Bei SAP R/3 handelt es sich um ein Paket von Geschäftsanwendungen, die mit der besonderen Echtzeit-Komponente ausgestattet sind. Die R/3-Version ist nicht neu und wurde inzwischen mehrfach umbenannt und verbessert. Die letzte noch verfügbare Version ist die R/3 Enterprise 4.70 Extension Set 2.00. Inzwischen ist der Nachfolger SAP ERP Central Component (ECC) als Paket durchgesetzt, auf der Grundlage der R/3-Variante.
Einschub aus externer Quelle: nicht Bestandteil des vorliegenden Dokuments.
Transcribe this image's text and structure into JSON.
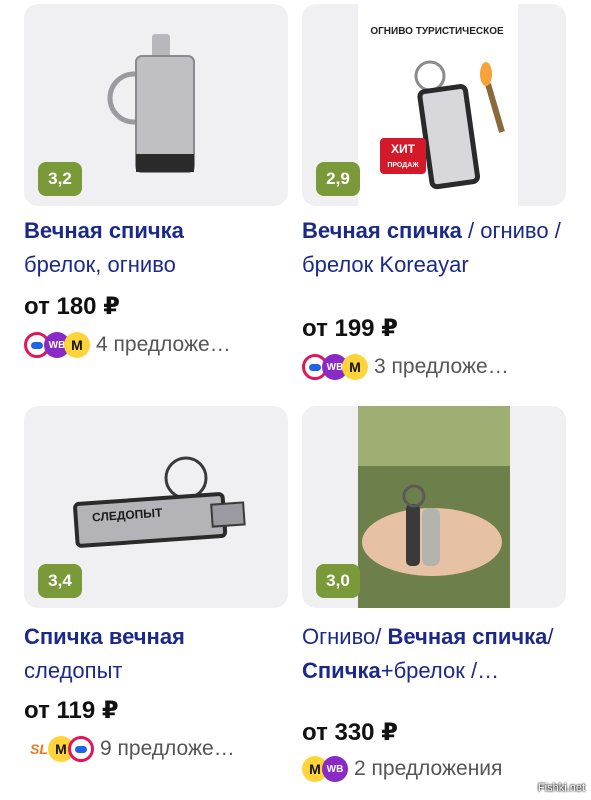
{
  "products": [
    {
      "rating": "3,2",
      "title_bold": "Вечная спичка",
      "title_rest": "брелок, огниво",
      "price": "от 180 ₽",
      "offers": "4 предложе…",
      "stores": [
        "ozon",
        "wb",
        "ym"
      ]
    },
    {
      "rating": "2,9",
      "title_bold": "Вечная спичка",
      "title_rest": " / огниво / брелок Koreayar",
      "price": "от 199 ₽",
      "offers": "3 предложе…",
      "stores": [
        "ozon",
        "wb",
        "ym"
      ],
      "badge": "ХИТ",
      "badge_sub": "ПРОДАЖ",
      "banner": "ОГНИВО ТУРИСТИЧЕСКОЕ"
    },
    {
      "rating": "3,4",
      "title_bold": "Спичка вечная",
      "title_rest": "следопыт",
      "price": "от 119 ₽",
      "offers": "9 предложе…",
      "stores": [
        "sl",
        "ym",
        "ozon"
      ],
      "engraving": "СЛЕДОПЫТ"
    },
    {
      "rating": "3,0",
      "title_pre": "Огниво/ ",
      "title_bold": "Вечная спичка",
      "title_mid": "/ ",
      "title_bold2": "Спичка",
      "title_rest": "+брелок /…",
      "price": "от 330 ₽",
      "offers": "2 предложения",
      "stores": [
        "ym",
        "wb"
      ]
    }
  ],
  "store_labels": {
    "wb": "WB",
    "ym": "M",
    "sl": "SL"
  },
  "watermark": "Fishki.net",
  "colors": {
    "rating_bg": "#7a9a3a",
    "title": "#1b2a8a"
  }
}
SAP R/3 benutzt das Client-Server-Modell und kümmert sich um die Unternehmensdaten. Das Speichern und Abrufen der Daten ist eine Hauptfunktion. Zahlreiche Elemente der Datenanalyse bedienen die Notwendigkeit der Informationsbeschaffung bei internen Prozessen. Die Finanzanalyse stützt sich auf die Daten aus R/3 ebenso wie die Überwachung der Produktionsprozesse. Die S/3-Version wird auch für das Human Ressource Management eingesetzt und ist damit ein Wächter der grundlegenden Unternehmensdaten.

Der Zugang zu den Datenbanken ist denkbar einfach. Mit einem Internet- / Webbrowser kann man sich einloggen, um dann einen Arbeitsprozess (Workflow) auszulösen. Der Vertriebsmitarbeiter, der den Kundenauftrag entgegennimmt, füllt ein Auftragsformular aus. Dieses wird dann in das R/3-System übersetzt. Automatisch werden nun die notwendigen Arbeitsprozesse ausgelöst, die für die Bearbeitung des Kundenauftrags notwendig sind. Das spart dem Unternehmen sowohl Zeit, als auch Geld.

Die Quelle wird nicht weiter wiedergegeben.